CPU Load Gen: High-frequency search burst script (10–1000 Hz)
Tooling: Custom Python benchmark with randomized query load
YaCy Peers:
agent-asx → running on RAID 5
agent-ramdrive → running on tmpfs RAM disk
Observations
agent-asx (RAID 5 backend)
CPU Usage: Peaks at 1600%
Response Times:
Min: 0.01 s
Max: 51.62 s (!)
Average: 0.82 s
Issues: Performance degraded under load, visible spikes in response time due to disk I/O bottlenecks (jbd2 activity + thread stalls)
agent-ramdrive (RAM-backed storage)
CPU Usage: Peaks at 909%
Response Times:
Min: 0.01 s
Max: 7.89 s
Average: 0.15 s
Result: Maintains low-latency searches even under extreme query pressure
Conclusion
Running YaCy on a RAM-backed temp store significantly improves query responsiveness and stability under high load. While RAID 5 can handle normal indexing workloads, it chokes under bursty traffic, introducing latency up to 50+ seconds.
RAM-backed deployments on high-memory systems like the DL360 G8 are ideal for:
I am curious why your CPU usage is so high. I have it running on an i9-10980xe box (18 core) and off of a RAID1 array hard drives, and I can completely saturate a 1Gbit/s internet link if I allow it to and yet only consume less than 10% CPU. Given that I can completely saturate a 1Gb/s link with it on a hard drive RAID array, I haven’t seen much incentive to wear out ssd’s fast.

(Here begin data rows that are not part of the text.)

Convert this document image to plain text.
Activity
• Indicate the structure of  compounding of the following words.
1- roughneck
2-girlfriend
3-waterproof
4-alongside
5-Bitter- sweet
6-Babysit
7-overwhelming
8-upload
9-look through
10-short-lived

High CPU usage is a common illusion when I/O contention is present. Most systems cannot properly distinguish between busy and wait-locked threads, especially Linux. Write-intensive workloads on traditional RAID further worsen the matter by starving the I/O read path with queued writes. Add in millions of small-file operations on a single filesystem, and it almost stops mattering how fast the individual disks are. It’s no surprise at all that RAM-backed storage for something like this would perform well.

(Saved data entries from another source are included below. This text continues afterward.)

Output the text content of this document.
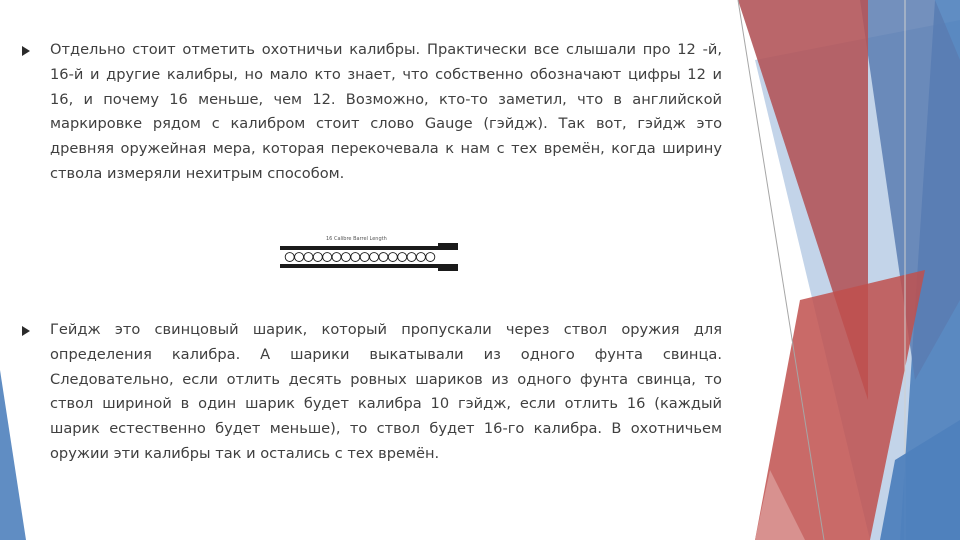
Отдельно стоит отметить охотничьи калибры. Практически все слышали про 12 -й, 16-й и другие калибры, но мало кто знает, что собственно обозначают цифры 12 и 16, и почему 16 меньше, чем 12. Возможно, кто-то заметил, что в английской маркировке рядом с калибром стоит слово Gauge (гэйдж). Так вот, гэйдж это древняя оружейная мера, которая перекочевала к нам с тех времён, когда ширину ствола измеряли нехитрым способом.
16 Calibre Barrel Length
Гейдж это свинцовый шарик, который пропускали через ствол оружия для определения калибра. А шарики выкатывали из одного фунта свинца. Следовательно, если отлить десять ровных шариков из одного фунта свинца, то ствол шириной в один шарик будет калибра 10 гэйдж, если отлить 16 (каждый шарик естественно будет меньше), то ствол будет 16-го калибра. В охотничьем оружии эти калибры так и остались с тех времён.
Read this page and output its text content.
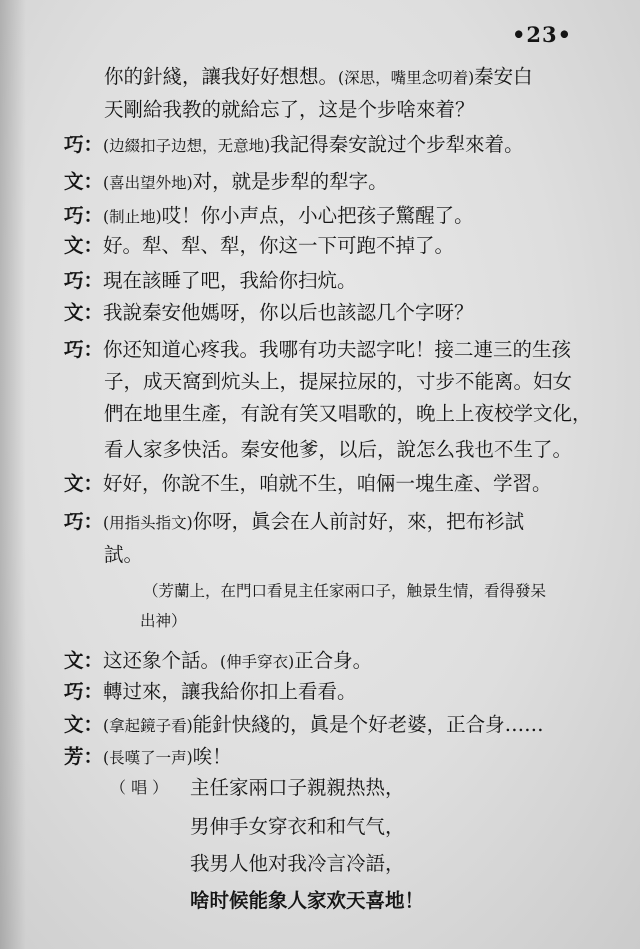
•23•
你的針綫，讓我好好想想。(深思，嘴里念叨着)秦安白
天剛給我教的就給忘了，这是个步啥來着？
巧：(边綴扣子边想，无意地)我記得秦安說过个步犁來着。
文：(喜出望外地)对，就是步犁的犁字。
巧：(制止地)哎！你小声点，小心把孩子驚醒了。
文：好。犁、犁、犁，你这一下可跑不掉了。
巧：現在該睡了吧，我給你扫炕。
文：我說秦安他媽呀，你以后也該認几个字呀？
巧：你还知道心疼我。我哪有功夫認字叱！接二連三的生孩
子，成天窩到炕头上，提屎拉尿的，寸步不能离。妇女
們在地里生產，有說有笑又唱歌的，晚上上夜校学文化，
看人家多快活。秦安他爹，以后，說怎么我也不生了。
文：好好，你說不生，咱就不生，咱倆一塊生產、学習。
巧：(用指头指文)你呀，眞会在人前討好，來，把布衫試
試。
（芳蘭上，在門口看見主任家兩口子，触景生情，看得發呆
出神）
文：这还象个話。(伸手穿衣)正合身。
巧：轉过來，讓我給你扣上看看。
文：(拿起鏡子看)能針快綫的，眞是个好老婆，正合身……
芳：(長嘆了一声)唉！
（ 唱 ） 主任家兩口子親親热热，
男伸手女穿衣和和气气，
我男人他对我冷言冷語，
啥时候能象人家欢天喜地！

Certain software-defined storage configurations can handle this better, as can tiering or lazily-replicating processed data to slower volumes. The only thing that higher-level applications can do to improve situations like this (assuming the Java garbage collector isn’t eating too much into this, but that’s not my suspicion) is to bundle I/O operations from many small files into fewer larger files. Inodes and files that are smaller than your chosen block size require multiple read-write-rewrite requests for what appears to be a single operation, each of which must go through RAID parity calculations, so it gets expensive quick. I don’t know that there’s all that much YaCy can do about the small-file problem (arguably the biggest offender), without a significant redesign.
I’m no YaCy authority here, but I formerly did storage benchmarking and validation as my primary career, which was followed by tuning performance for a mostly-Java distributed monitoring system whose I/O patterns would put YaCy to shame. Things get real weird when you have to start caring about NUMA domains and how much cache each individual component of the I/O path has from the individual core-down.

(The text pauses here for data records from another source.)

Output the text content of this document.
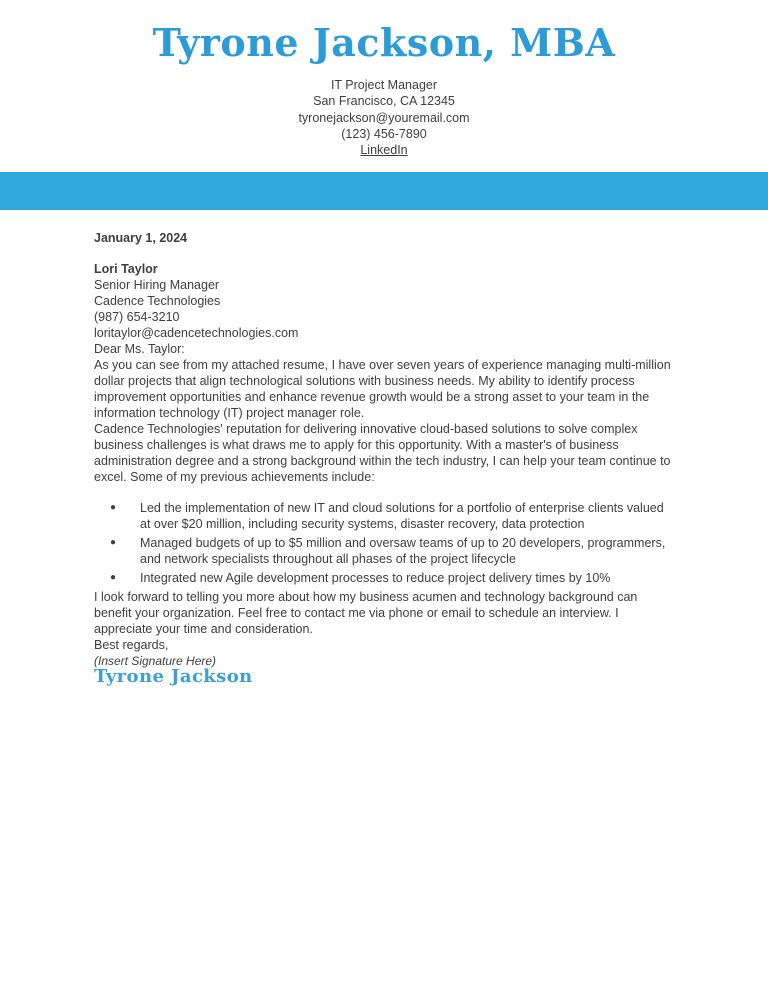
Tyrone Jackson, MBA
IT Project Manager
San Francisco, CA 12345
tyronejackson@youremail.com
(123) 456-7890
LinkedIn

January 1, 2024

Lori Taylor

Senior Hiring Manager

Cadence Technologies

(987) 654-3210

loritaylor@cadencetechnologies.com

Dear Ms. Taylor:

As you can see from my attached resume, I have over seven years of experience managing multi-million dollar projects that align technological solutions with business needs. My ability to identify process improvement opportunities and enhance revenue growth would be a strong asset to your team in the information technology (IT) project manager role.

Cadence Technologies' reputation for delivering innovative cloud-based solutions to solve complex business challenges is what draws me to apply for this opportunity. With a master's of business administration degree and a strong background within the tech industry, I can help your team continue to excel. Some of my previous achievements include:

● Led the implementation of new IT and cloud solutions for a portfolio of enterprise clients valued at over $20 million, including security systems, disaster recovery, data protection
● Managed budgets of up to $5 million and oversaw teams of up to 20 developers, programmers, and network specialists throughout all phases of the project lifecycle
● Integrated new Agile development processes to reduce project delivery times by 10%

I look forward to telling you more about how my business acumen and technology background can benefit your organization. Feel free to contact me via phone or email to schedule an interview. I appreciate your time and consideration.

Best regards,

(Insert Signature Here)

Tyrone Jackson
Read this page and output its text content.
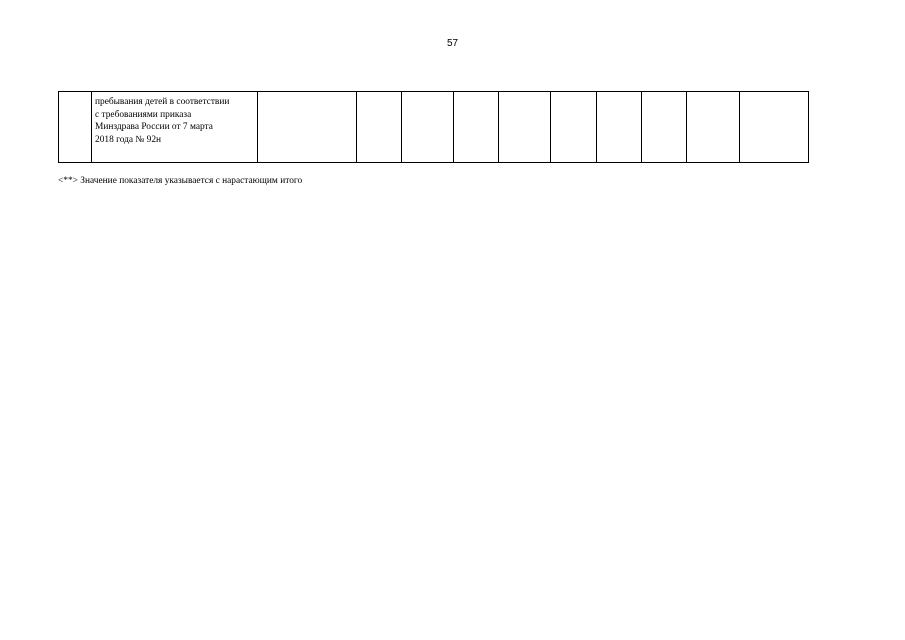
57

пребывания детей в соответствии
с требованиями приказа
Минздрава России от 7 марта
2018 года № 92н

<**> Значение показателя указывается с нарастающим итого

YaCy Burst Load Benchmark: Corretto 21.0.7.6.1 Test Results
After resolving Corretto issue #99 and upgrading to Amazon Corretto 21.0.7.6.1, I ran a controlled burst test using JSON queries at 1 kHz, with a 10-second cooldown between bursts.
Test System
Hardware: HP DL360 Gen8
RAM: 384 GB ECC
Java: Amazon Corretto 21.0.7.6.1
YaCy Peers:
peer-universal on port 8093 (running from tmpfs)
peer-asx on port 8055 (running from RAID 5 backend)
Performance Summary
peer-ramdrive (RAM-backed tmpfs)
Metric
Value
CPU Usage
1100% → 700% → 500%
Min Response
0.01 s
Max Response
13.99 s
Avg Response
0.61 s
Std Deviation
0.59 s
peer-asx (RAID 5-backed)
Metric
Value
CPU Usage
1100% → 1500% → 900%
Min Response
0.01 s
Max Response
36.5 s
Std Deviation
1.66 s
Conclusion
The RAM-backed peer (peer-ramdrive) performed significantly better under burst load, with consistently low latency and tight standard deviation.
The RAID 5 peer (peer-asx) exhibited much higher CPU usage and tail latency spikes up to 36.5 seconds, likely due to disk I/O and thread contention.
I’m unable to overload the cpu’s to the same level as I was able to before with previous tests with stress testers in QB64 and python.